Tabor Grand Opera House
The Tabor Grand Opera House, not to be confused with the Tabor Opera House of Leadville, was a Denver opera house and theatre built and subsidized by the silver magnate Horace Tabor and his first wife Augusta Tabor.[1]
Description
Located on Denver's Sixteenth Street, the high street of central-city Denver, the 1881 opera structure was meant to serve as a gathering place for the cream of Colorado's early-statehood society.[2] The building was constructed in the Second Empire style to house and produce grand operas and live theatrical performances.[1]

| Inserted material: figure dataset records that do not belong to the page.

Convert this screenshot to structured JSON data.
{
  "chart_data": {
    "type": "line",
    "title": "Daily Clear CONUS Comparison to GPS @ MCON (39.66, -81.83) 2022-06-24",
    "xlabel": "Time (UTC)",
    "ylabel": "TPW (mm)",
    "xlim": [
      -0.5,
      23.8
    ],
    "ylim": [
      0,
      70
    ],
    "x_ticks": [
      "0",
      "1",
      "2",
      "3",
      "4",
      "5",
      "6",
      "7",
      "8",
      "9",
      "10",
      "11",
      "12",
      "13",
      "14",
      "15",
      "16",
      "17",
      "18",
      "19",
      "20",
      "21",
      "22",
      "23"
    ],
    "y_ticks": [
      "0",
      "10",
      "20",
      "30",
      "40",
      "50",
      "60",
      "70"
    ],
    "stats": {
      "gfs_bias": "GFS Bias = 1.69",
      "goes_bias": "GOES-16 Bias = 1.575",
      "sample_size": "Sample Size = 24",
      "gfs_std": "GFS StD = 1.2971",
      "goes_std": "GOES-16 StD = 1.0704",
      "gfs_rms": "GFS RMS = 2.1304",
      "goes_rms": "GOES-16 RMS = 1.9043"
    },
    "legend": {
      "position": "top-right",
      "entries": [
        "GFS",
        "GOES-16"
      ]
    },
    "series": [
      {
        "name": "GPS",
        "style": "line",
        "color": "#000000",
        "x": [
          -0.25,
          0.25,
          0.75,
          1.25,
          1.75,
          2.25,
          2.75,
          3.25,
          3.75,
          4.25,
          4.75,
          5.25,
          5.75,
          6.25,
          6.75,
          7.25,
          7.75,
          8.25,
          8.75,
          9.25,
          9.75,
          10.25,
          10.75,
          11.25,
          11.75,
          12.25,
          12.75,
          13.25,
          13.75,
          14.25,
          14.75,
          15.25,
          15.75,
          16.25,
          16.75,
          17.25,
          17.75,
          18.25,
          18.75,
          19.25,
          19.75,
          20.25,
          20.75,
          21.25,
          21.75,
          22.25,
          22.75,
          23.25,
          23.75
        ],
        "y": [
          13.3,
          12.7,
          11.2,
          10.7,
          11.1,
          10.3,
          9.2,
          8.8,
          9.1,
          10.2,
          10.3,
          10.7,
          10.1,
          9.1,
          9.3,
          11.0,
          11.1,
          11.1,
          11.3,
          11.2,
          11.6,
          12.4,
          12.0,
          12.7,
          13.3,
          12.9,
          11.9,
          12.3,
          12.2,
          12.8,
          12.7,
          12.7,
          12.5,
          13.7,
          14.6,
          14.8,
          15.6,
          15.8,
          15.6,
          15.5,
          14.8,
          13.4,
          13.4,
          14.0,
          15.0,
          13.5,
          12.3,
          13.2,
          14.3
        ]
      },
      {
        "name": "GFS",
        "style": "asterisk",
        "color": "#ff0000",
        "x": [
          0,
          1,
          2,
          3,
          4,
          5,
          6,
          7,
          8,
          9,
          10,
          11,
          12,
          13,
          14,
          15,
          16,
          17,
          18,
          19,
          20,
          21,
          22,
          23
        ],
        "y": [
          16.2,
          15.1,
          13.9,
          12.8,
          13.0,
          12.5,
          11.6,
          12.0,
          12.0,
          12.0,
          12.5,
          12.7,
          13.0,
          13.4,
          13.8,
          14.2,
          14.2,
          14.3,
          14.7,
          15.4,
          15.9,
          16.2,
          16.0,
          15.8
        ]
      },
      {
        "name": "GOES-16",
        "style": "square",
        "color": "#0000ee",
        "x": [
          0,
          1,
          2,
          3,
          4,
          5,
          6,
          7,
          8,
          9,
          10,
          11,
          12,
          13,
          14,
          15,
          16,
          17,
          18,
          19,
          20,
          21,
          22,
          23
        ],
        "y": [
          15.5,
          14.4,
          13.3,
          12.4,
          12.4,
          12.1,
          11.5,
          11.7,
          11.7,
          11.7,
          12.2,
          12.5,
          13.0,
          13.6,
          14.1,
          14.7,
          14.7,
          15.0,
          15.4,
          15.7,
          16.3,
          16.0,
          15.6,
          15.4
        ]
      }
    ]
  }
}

Horace Tabor's finances were affected by his divorce from Augusta in 1882-83. With the collapse of Tabor's mining interests in the silver crash of 1893, the Grand Opera House went into a decline. Tabor liquidated his interest in the theatre in 1896. Under new management, the performance space evolved from live stage events and became a movie theater. By the early 1960s it had become a grindhouse. The theater building was town down by urban renewal leaders in 1964.[1]
As of 2022 the spot where the Grand Opera House had stood was marked by a historical marker. The marker is sited at N 39°44.833, W 104°59.717.
References
- ^ a b c "Tabor Grand Opera House". coloradoencyclopedia.org. Colorado Encyclopedia. Retrieved August 19, 2022.
- ^ Sprague, Marshall (1976). Colorado: A Bicentennial History. New York City: W. W. Norton & Company. p. 103. ISBN 0-393-05599-X.